DR Congo said Thursday it would launch an inquiry into accusations that international workers in an anti-Ebola campaign had sexually abused local women.
A report last month said dozens of women described sexual exploitation by aid workers from the UN’s World Health Organization (WHO) and leading NGOs during the 2018-2020 Ebola outbreak in eastern Democratic Republic of Congo.
“The Congolese government will act. We are going to set up an investigative team which will go to North Kivu (province) to carry out the inquiry there,” Health Minister Eteni Longondo told a press conference in Kinshasa.
The investigators will “establish who is responsible” and mete out punishment, he vowed.
The year-long probe by the Thomson Reuters Foundation and The New Humanitarian news organisation took testimony from more than 50 women.
They said they were sexually propositioned, forced to have sex in exchange for a job or had their contracts terminated when they refused.
The WHO and the International Organization for Migration (IOM) have each promised to carry out their own investigation.
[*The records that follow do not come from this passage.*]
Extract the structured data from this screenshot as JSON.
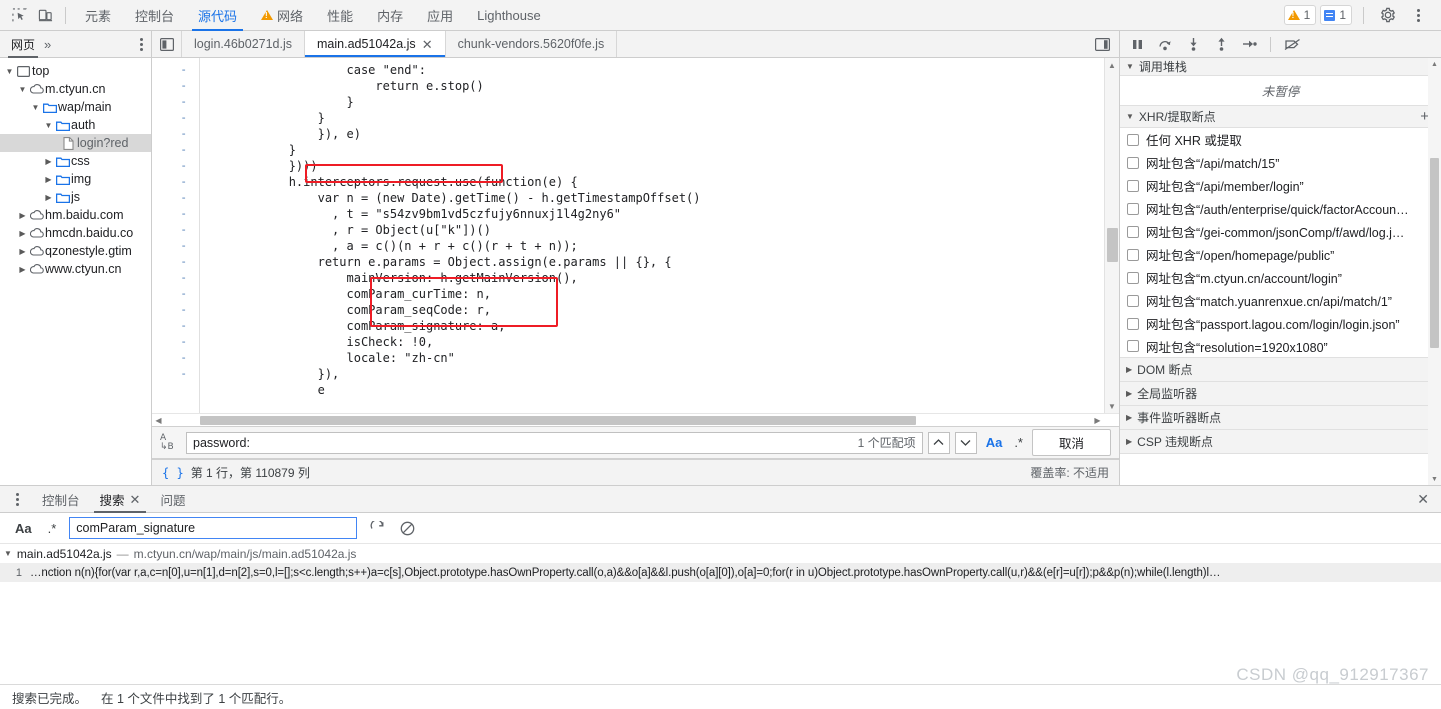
{
  "toolbar": {
    "inspect_icon": "inspect-element-icon",
    "device_icon": "device-toolbar-icon",
    "tabs": [
      {
        "label": "元素",
        "active": false,
        "warn": false
      },
      {
        "label": "控制台",
        "active": false,
        "warn": false
      },
      {
        "label": "源代码",
        "active": true,
        "warn": false
      },
      {
        "label": "网络",
        "active": false,
        "warn": true
      },
      {
        "label": "性能",
        "active": false,
        "warn": false
      },
      {
        "label": "内存",
        "active": false,
        "warn": false
      },
      {
        "label": "应用",
        "active": false,
        "warn": false
      },
      {
        "label": "Lighthouse",
        "active": false,
        "warn": false
      }
    ],
    "warning_count": "1",
    "info_count": "1",
    "settings_icon": "gear-icon",
    "more_icon": "kebab-menu-icon"
  },
  "navigator": {
    "tabs": [
      {
        "label": "网页",
        "active": true
      }
    ],
    "more_label": "»",
    "tree": [
      {
        "label": "top",
        "indent": 0,
        "twisty": "open",
        "icon": "frame",
        "selected": false
      },
      {
        "label": "m.ctyun.cn",
        "indent": 1,
        "twisty": "open",
        "icon": "cloud",
        "selected": false
      },
      {
        "label": "wap/main",
        "indent": 2,
        "twisty": "open",
        "icon": "folder",
        "selected": false
      },
      {
        "label": "auth",
        "indent": 3,
        "twisty": "open",
        "icon": "folder",
        "selected": false
      },
      {
        "label": "login?red",
        "indent": 4,
        "twisty": "none",
        "icon": "doc",
        "selected": true
      },
      {
        "label": "css",
        "indent": 3,
        "twisty": "closed",
        "icon": "folder",
        "selected": false
      },
      {
        "label": "img",
        "indent": 3,
        "twisty": "closed",
        "icon": "folder",
        "selected": false
      },
      {
        "label": "js",
        "indent": 3,
        "twisty": "closed",
        "icon": "folder",
        "selected": false
      },
      {
        "label": "hm.baidu.com",
        "indent": 1,
        "twisty": "closed",
        "icon": "cloud",
        "selected": false
      },
      {
        "label": "hmcdn.baidu.co",
        "indent": 1,
        "twisty": "closed",
        "icon": "cloud",
        "selected": false
      },
      {
        "label": "qzonestyle.gtim",
        "indent": 1,
        "twisty": "closed",
        "icon": "cloud",
        "selected": false
      },
      {
        "label": "www.ctyun.cn",
        "indent": 1,
        "twisty": "closed",
        "icon": "cloud",
        "selected": false
      }
    ]
  },
  "editor": {
    "file_tabs": [
      {
        "label": "login.46b0271d.js",
        "active": false,
        "closable": false
      },
      {
        "label": "main.ad51042a.js",
        "active": true,
        "closable": true
      },
      {
        "label": "chunk-vendors.5620f0fe.js",
        "active": false,
        "closable": false
      }
    ],
    "panel_toggle_icon": "show-navigator-icon",
    "split_icon": "split-editor-icon",
    "gutter_marks": [
      "-",
      "-",
      "-",
      "-",
      "-",
      "-",
      "-",
      "-",
      "-",
      "-",
      "-",
      "-",
      "-",
      "-",
      "-",
      "-",
      "-",
      "-",
      "-",
      "-"
    ],
    "code_lines": [
      "                    case \"end\":",
      "                        return e.stop()",
      "                    }",
      "                }",
      "                }), e)",
      "            }",
      "            })))",
      "            h.interceptors.request.use(function(e) {",
      "                var n = (new Date).getTime() - h.getTimestampOffset()",
      "                  , t = \"s54zv9bm1vd5czfujy6nnuxj1l4g2ny6\"",
      "                  , r = Object(u[\"k\"])()",
      "                  , a = c()(n + r + c()(r + t + n));",
      "                return e.params = Object.assign(e.params || {}, {",
      "                    mainVersion: h.getMainVersion(),",
      "                    comParam_curTime: n,",
      "                    comParam_seqCode: r,",
      "                    comParam_signature: a,",
      "                    isCheck: !0,",
      "                    locale: \"zh-cn\"",
      "                }),",
      "                e"
    ],
    "highlights": [
      {
        "name": "interceptors-highlight",
        "text": "h.interceptors.request.use"
      },
      {
        "name": "comparam-highlight",
        "text": "comParam_curTime / comParam_seqCode / comParam_signature"
      }
    ],
    "highlight_color": "#ee1c25",
    "search": {
      "case_icon": "match-case-ab-icon",
      "value": "password:",
      "placeholder": "",
      "match_count": "1 个匹配项",
      "prev_label": "∧",
      "next_label": "∨",
      "match_case_label": "Aa",
      "regex_label": ".*",
      "cancel_label": "取消"
    },
    "status": {
      "format_icon": "pretty-print-braces-icon",
      "position": "第 1 行，第 110879 列",
      "coverage": "覆盖率: 不适用"
    }
  },
  "debugger": {
    "controls": [
      {
        "name": "pause-resume-button",
        "icon": "pause-icon"
      },
      {
        "name": "step-over-button",
        "icon": "step-over-icon"
      },
      {
        "name": "step-into-button",
        "icon": "step-into-icon"
      },
      {
        "name": "step-out-button",
        "icon": "step-out-icon"
      },
      {
        "name": "step-button",
        "icon": "step-icon"
      },
      {
        "name": "deactivate-breakpoints-button",
        "icon": "deactivate-breakpoints-icon"
      }
    ],
    "call_stack_title": "调用堆栈",
    "not_paused_text": "未暂停",
    "xhr_section_title": "XHR/提取断点",
    "add_label": "+",
    "breakpoints": [
      {
        "label": "任何 XHR 或提取",
        "checked": false
      },
      {
        "label": "网址包含“/api/match/15”",
        "checked": false
      },
      {
        "label": "网址包含“/api/member/login”",
        "checked": false
      },
      {
        "label": "网址包含“/auth/enterprise/quick/factorAccoun…",
        "checked": false
      },
      {
        "label": "网址包含“/gei-common/jsonComp/f/awd/log.j…",
        "checked": false
      },
      {
        "label": "网址包含“/open/homepage/public”",
        "checked": false
      },
      {
        "label": "网址包含“m.ctyun.cn/account/login”",
        "checked": false
      },
      {
        "label": "网址包含“match.yuanrenxue.cn/api/match/1”",
        "checked": false
      },
      {
        "label": "网址包含“passport.lagou.com/login/login.json”",
        "checked": false
      },
      {
        "label": "网址包含“resolution=1920x1080”",
        "checked": false
      }
    ],
    "sections": [
      {
        "label": "DOM 断点"
      },
      {
        "label": "全局监听器"
      },
      {
        "label": "事件监听器断点"
      },
      {
        "label": "CSP 违规断点"
      }
    ]
  },
  "drawer": {
    "menu_icon": "kebab-menu-icon",
    "tabs": [
      {
        "label": "控制台",
        "active": false,
        "closable": false
      },
      {
        "label": "搜索",
        "active": true,
        "closable": true
      },
      {
        "label": "问题",
        "active": false,
        "closable": false
      }
    ],
    "close_label": "✕",
    "search": {
      "match_case_label": "Aa",
      "regex_label": ".*",
      "value": "comParam_signature",
      "placeholder": "",
      "refresh_icon": "refresh-icon",
      "clear_icon": "clear-icon"
    },
    "results": [
      {
        "file": "main.ad51042a.js",
        "dash": "—",
        "url": "m.ctyun.cn/wap/main/js/main.ad51042a.js",
        "lines": [
          {
            "no": "1",
            "text": "…nction n(n){for(var r,a,c=n[0],u=n[1],d=n[2],s=0,l=[];s<c.length;s++)a=c[s],Object.prototype.hasOwnProperty.call(o,a)&&o[a]&&l.push(o[a][0]),o[a]=0;for(r in u)Object.prototype.hasOwnProperty.call(u,r)&&(e[r]=u[r]);p&&p(n);while(l.length)l…"
          }
        ]
      }
    ],
    "footer": {
      "status": "搜索已完成。",
      "detail": "在 1 个文件中找到了 1 个匹配行。"
    }
  },
  "watermark": "CSDN @qq_912917367"
}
In addition to the probe by the DRC authorities, “we contacted the WHO, which is going to organise an international inquiry, because most of those implicated in this kind of sexual exploitation are international employees,” said Longondo.
He added that he had also contacted the UN’s children’s fund, UNICEF.
Longondo also said the government would launch a separate inquiry into employees with DR Congo nationality “in order to prevent this kind of behaviour” in the latest outbreak of Ebola, in the northwest of the vast country.
Fifty people have died of the disease in Equateur province since June. “We will immediately prosecute anyone who is caught,” the minister promised. The 2018-20 epidemic, centered overwhelmingly in North Kivu, claimed 2,287 lives.
It was the second-highest toll in the 44-year history of Ebola, outstripped only by an outbreak in three West African countries between 2013 and 2016 that caused 11,000 deaths.
Around a billion dollars was spent to roll back the outbreak, bringing in well-heeled foreign workers into a deeply poor region.